The New Zealand-born, Australian-trained thoroughbred became a household name in the early depression years on the back of a string of wins. Between September 1929 and March 1932, Phar Lap ran 41 races over a variety of distances. He won 36 of them, including the 1930 Melbourne Cup and two Cox Plates.
A source of national pride in grim economic times, Phar Lap's mysterious death in the United States in 1932 was met with overwhelming national grief. He was taxidermied in New York over four-and-a-half months as several institutions in Australia and New Zealand scrambled to get a piece of him.
While his hide went to Melbourne Museum, his skeleton ended up at the Museum of New Zealand Te Papa Tongarewa and his heart went to the National Museum of Australia.
The cause of Phar Lap's death has long been debated with causes ranging from poisoning to bacterial infection.

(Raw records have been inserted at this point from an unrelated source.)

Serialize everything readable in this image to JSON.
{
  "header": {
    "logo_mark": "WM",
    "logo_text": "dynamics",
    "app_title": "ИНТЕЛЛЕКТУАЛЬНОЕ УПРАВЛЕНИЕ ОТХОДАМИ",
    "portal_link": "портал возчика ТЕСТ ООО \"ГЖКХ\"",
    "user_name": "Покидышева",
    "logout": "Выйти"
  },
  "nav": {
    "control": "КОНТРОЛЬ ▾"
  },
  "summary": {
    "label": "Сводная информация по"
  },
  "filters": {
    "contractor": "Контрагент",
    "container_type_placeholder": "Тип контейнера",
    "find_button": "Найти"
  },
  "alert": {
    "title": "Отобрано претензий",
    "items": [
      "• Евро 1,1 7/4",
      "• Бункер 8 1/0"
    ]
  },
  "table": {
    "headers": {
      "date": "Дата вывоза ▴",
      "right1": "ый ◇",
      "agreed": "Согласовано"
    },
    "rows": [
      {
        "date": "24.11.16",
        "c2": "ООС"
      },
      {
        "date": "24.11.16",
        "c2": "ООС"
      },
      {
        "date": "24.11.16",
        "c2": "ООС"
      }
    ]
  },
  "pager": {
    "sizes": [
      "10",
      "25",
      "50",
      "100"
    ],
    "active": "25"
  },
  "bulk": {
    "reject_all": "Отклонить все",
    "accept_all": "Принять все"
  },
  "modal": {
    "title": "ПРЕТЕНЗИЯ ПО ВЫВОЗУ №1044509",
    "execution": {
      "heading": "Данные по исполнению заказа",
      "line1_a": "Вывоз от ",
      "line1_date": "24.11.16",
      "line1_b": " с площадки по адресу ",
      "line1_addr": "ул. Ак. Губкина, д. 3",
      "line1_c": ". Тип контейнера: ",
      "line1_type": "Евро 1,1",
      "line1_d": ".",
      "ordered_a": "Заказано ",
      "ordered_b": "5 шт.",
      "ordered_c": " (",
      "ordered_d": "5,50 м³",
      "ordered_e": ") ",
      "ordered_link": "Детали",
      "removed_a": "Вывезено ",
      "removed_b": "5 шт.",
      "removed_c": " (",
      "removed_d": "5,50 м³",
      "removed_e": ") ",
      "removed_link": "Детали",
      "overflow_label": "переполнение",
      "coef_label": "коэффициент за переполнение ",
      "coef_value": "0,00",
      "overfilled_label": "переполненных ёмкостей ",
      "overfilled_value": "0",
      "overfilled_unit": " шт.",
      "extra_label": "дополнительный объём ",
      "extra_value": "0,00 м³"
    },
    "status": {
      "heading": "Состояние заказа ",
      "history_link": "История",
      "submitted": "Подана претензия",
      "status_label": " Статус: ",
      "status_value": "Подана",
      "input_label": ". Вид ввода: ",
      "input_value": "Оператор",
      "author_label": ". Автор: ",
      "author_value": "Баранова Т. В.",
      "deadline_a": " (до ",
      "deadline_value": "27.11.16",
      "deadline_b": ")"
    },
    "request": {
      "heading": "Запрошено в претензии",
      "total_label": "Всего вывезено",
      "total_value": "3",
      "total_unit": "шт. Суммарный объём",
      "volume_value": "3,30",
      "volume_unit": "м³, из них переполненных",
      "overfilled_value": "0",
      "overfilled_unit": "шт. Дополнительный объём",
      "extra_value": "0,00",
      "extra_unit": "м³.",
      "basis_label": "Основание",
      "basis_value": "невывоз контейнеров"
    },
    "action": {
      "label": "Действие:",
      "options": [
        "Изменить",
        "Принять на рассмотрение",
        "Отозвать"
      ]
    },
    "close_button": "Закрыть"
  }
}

In 2006, scientists working at the Australian Synchrotron concluded it was almost certain Phar Lap was poisoned hours before he died.
This was backed up in June 2008, when the Melbourne Museum released findings from an investigation which analysed six hairs from Phar Lap's mane. High resolution X-rays were used to detect arsenic in an attempt to differentiate between arsenic which had entered the hair cells via the bloodstream and arsenic infused to the hair cells by the taxidermy process. The results showed in the 30 to 40 hours before Phar Lap's death, the horse ingested a massive dose of arsenic.